We watch him grow from arrival in Albany, Oregon's Chinatown, through a disastrous stint as a cook for a railroad gang run out of camp for burning the rice, through his days learning his ticket to the American dream as a Chinese laundryman. Along the way, the ever-ambitious and enterprising Hop Lee runs headlong into Anti-Chinse racism with the Chinese Exclusion Act and the massacre of Chinese miners at Deep Creek in Eastern Oregon. Hop befriends a young Nez Perce warrior in the last adventure by disguising him as a Cantonese.

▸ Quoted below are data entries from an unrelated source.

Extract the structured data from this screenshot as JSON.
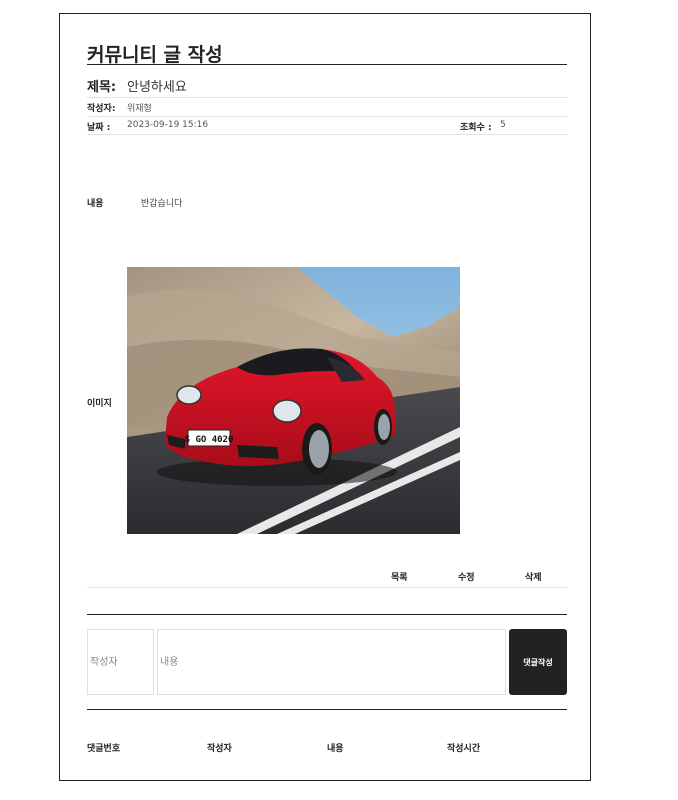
{
  "page": {
    "title": "커뮤니티 글 작성"
  },
  "post": {
    "subject_label": "제목:",
    "subject": "안녕하세요",
    "author_label": "작성자:",
    "author": "위재형",
    "date_label": "날짜 :",
    "date": "2023-09-19 15:16",
    "views_label": "조회수 :",
    "views": "5",
    "content_label": "내용",
    "content": "반갑습니다",
    "image_label": "이미지",
    "image_icon": "red-sports-car-photo"
  },
  "actions": {
    "list": "목록",
    "edit": "수정",
    "delete": "삭제"
  },
  "comment_form": {
    "author_placeholder": "작성자",
    "content_placeholder": "내용",
    "submit_label": "댓글작성"
  },
  "comments_table": {
    "headers": [
      "댓글번호",
      "작성자",
      "내용",
      "작성시간"
    ]
  },
  "colors": {
    "border": "#222222",
    "button": "#222222",
    "rule_light": "#e3e3e3"
  }
}
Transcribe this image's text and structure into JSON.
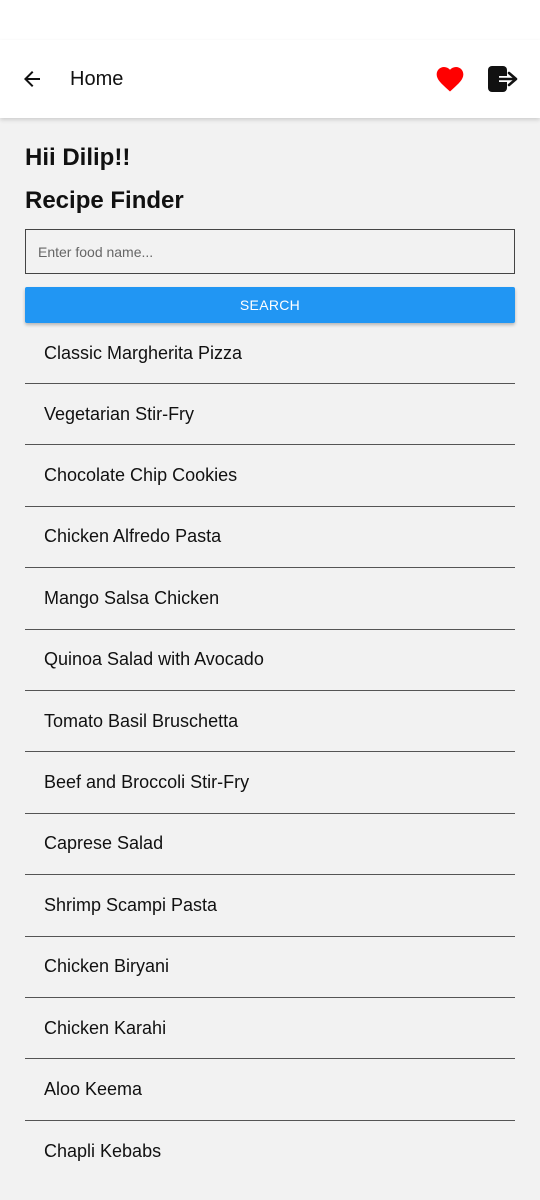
{
  "app_bar": {
    "title": "Home",
    "icons": {
      "back": "arrow-left-icon",
      "favorites": "heart-icon",
      "logout": "logout-icon"
    },
    "favorite_color": "#ff0000"
  },
  "main": {
    "greeting": "Hii Dilip!!",
    "title": "Recipe Finder",
    "search": {
      "placeholder": "Enter food name...",
      "value": "",
      "button_label": "SEARCH"
    },
    "accent_color": "#2196f3",
    "recipes": [
      "Classic Margherita Pizza",
      "Vegetarian Stir-Fry",
      "Chocolate Chip Cookies",
      "Chicken Alfredo Pasta",
      "Mango Salsa Chicken",
      "Quinoa Salad with Avocado",
      "Tomato Basil Bruschetta",
      "Beef and Broccoli Stir-Fry",
      "Caprese Salad",
      "Shrimp Scampi Pasta",
      "Chicken Biryani",
      "Chicken Karahi",
      "Aloo Keema",
      "Chapli Kebabs"
    ]
  }
}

Yellow Fox and Hop have a friendship that transcends cultures and spans decades.
Hop's laundry business in Salem, Oregon, is squarely in the crosshairs of the White laundry owners who started a campaign called Bust the Trust to drive the Chinese out of the dirty clothes business.
Realizing the need to diversify their portfolios, Hop Lee and fellow immigrant merchant George Sun learn the art of hop farming in the fertile Willamette Valley. They participate in the Northwest's Rise of the Chinese Hop Men, a nearly forgotten chapter in our history. In their haste, they run into the Women's Temperance Union and Prohibition, depressing the price of hops.
After almost three decades as a bachelor in America, Hop decides to try to find an American-born Chinese wife, a tall order in a country where there are 20 Chinese men for every woman. So, Hop takes the train to San Francisco and uses a matchmaker to find the rare jewel - the American-born Chinese girl. What happens next is the journey and the tale of how this single Willow Tree became a Willow Forrest.
While seeking his elusive dream of citizenship, Hop Lee was, in his heart, a true American who believed in the spirit and possibilities of his adopted country. His story embodies the tale of the bold, bright, determined immigrants who proudly built America with their sweat, imagination, and ingenuity. Those who stayed created the ripples that gave us life as individuals and as a nation of nations.